On the subject of celebration and mounting anticipation, I have had a dream ever since I can remember and that is to visit Victoria Falls. Shalya-Rae says it must be because of a history lesson we had in fifth grade about Livingstone and Stanley. I don’t remember it (does the memory start going at 40?!), but whether it is the reason or not for my obsession with The Smoke that Thunders, I can’t say. All I know is that I am going! In November… and I’m over the moon about it!

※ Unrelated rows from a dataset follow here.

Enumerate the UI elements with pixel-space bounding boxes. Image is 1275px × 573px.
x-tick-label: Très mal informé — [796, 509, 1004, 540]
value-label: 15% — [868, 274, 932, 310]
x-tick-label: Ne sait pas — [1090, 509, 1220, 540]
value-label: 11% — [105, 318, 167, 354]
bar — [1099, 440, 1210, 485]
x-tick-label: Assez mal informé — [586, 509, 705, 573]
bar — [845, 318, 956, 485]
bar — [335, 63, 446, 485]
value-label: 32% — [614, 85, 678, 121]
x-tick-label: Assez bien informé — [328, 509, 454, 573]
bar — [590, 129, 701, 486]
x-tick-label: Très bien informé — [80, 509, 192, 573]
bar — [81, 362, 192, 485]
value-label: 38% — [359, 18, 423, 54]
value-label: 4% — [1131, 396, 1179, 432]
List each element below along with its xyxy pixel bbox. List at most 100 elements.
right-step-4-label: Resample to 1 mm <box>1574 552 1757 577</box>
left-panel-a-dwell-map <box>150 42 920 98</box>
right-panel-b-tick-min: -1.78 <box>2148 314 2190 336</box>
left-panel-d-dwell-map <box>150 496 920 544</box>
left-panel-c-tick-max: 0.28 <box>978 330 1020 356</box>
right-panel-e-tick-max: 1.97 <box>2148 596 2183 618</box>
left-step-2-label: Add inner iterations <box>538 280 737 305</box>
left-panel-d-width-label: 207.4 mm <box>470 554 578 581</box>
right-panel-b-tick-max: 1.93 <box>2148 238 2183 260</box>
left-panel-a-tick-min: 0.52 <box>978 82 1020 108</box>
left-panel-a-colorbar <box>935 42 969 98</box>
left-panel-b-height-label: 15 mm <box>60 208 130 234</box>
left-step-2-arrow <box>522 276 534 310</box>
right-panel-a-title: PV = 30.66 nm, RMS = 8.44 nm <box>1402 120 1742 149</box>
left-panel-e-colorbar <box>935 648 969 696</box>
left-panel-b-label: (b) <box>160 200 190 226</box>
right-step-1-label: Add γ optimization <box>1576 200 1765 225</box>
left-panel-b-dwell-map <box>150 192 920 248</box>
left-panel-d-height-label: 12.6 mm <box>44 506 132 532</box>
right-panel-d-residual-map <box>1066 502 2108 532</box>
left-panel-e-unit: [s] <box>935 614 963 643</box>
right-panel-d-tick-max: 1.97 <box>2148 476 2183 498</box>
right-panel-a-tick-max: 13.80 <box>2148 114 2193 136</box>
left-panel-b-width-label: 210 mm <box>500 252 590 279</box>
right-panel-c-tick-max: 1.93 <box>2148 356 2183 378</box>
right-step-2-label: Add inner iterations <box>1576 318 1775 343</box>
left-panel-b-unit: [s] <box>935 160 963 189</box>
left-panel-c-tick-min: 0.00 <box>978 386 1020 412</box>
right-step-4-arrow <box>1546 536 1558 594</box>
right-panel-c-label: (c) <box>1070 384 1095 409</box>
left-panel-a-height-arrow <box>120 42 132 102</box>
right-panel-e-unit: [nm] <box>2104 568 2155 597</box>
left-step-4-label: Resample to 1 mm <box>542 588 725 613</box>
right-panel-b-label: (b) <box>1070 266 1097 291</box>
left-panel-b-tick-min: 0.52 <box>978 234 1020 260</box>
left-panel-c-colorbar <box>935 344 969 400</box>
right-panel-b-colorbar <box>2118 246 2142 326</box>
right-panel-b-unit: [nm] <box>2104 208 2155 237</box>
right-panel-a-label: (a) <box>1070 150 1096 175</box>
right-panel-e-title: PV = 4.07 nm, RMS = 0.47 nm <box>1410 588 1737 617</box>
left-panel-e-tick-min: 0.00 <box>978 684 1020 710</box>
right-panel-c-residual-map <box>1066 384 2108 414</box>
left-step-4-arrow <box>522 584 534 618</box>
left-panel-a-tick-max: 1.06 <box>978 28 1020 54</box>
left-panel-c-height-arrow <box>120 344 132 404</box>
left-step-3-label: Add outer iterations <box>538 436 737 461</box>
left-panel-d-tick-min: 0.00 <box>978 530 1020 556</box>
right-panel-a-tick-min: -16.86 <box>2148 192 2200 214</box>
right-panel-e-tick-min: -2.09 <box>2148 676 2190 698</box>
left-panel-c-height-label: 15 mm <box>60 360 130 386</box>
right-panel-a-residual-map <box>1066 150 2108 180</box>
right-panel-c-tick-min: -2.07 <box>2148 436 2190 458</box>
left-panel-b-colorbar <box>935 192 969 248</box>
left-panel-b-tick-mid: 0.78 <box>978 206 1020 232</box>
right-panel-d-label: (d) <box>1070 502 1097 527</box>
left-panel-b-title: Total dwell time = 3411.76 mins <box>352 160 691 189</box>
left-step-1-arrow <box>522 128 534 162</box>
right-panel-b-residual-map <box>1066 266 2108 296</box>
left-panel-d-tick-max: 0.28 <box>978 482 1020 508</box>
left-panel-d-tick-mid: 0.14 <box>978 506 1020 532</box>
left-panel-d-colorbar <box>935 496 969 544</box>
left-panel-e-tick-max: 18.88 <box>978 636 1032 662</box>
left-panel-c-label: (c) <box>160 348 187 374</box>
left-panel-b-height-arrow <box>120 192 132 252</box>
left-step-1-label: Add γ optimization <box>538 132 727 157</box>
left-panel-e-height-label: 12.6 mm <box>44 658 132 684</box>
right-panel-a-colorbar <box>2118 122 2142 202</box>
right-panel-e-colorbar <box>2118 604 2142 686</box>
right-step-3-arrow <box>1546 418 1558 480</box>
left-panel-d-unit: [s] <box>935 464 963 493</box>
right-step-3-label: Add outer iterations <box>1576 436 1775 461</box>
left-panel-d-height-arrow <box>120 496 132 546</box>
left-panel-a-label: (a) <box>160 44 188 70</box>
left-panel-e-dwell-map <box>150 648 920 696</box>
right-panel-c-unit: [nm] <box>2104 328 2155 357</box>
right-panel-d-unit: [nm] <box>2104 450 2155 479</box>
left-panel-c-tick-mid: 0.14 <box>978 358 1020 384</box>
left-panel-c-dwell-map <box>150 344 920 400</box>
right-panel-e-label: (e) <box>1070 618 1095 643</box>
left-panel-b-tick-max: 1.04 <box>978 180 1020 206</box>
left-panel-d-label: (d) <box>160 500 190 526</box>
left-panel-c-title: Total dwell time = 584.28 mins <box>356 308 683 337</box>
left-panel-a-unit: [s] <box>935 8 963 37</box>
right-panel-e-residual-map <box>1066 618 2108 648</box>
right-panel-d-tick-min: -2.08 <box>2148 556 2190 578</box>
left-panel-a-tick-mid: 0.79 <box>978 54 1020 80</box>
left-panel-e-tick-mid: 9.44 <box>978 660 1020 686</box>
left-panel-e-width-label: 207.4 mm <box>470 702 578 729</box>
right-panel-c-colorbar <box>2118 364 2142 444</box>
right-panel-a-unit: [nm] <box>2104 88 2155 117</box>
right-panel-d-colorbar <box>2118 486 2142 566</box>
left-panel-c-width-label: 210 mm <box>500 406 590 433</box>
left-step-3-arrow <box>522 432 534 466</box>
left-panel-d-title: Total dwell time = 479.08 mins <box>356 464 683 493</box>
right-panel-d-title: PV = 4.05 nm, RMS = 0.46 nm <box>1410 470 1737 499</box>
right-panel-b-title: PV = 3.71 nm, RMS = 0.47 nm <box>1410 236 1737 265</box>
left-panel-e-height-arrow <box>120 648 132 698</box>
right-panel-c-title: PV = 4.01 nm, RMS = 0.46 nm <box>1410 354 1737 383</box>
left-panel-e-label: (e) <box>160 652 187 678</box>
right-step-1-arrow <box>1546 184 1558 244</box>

I had actually saved for another holiday, but things didn’t go according to plan. Initially I was disappointed, but then the opportunity to visit one of my bucket-list destinations came along. I’m not big on signs from The Universe, but this was a cosmic confirmation to realize my dream. I didn’t really waste time in making a decision. I armchair travelled with Eliza and Nathan one evening, saw the lodge and booked my spot the next day. Everything lined up perfectly. I’ve gone all out – an all inclusive package, accommodation at a five star tented lodge on the banks of the Zambezi. To say I can’t wait is an understatement.

I have told everyone that if they want to get me a birthday gift, I’d like money for my holiday, because I’d love to do the Flight of the Angels and if possible, visit the Devil’s Pool. Harriet gave me my first US Dollar and subsequently The Bean found three more which she gave to me. I’m crossing my fingers and my not-yet-sagging-boobs that it will improve.

Anyway, my dinner’s just arrived, so I’ll catch y’all on the flipside.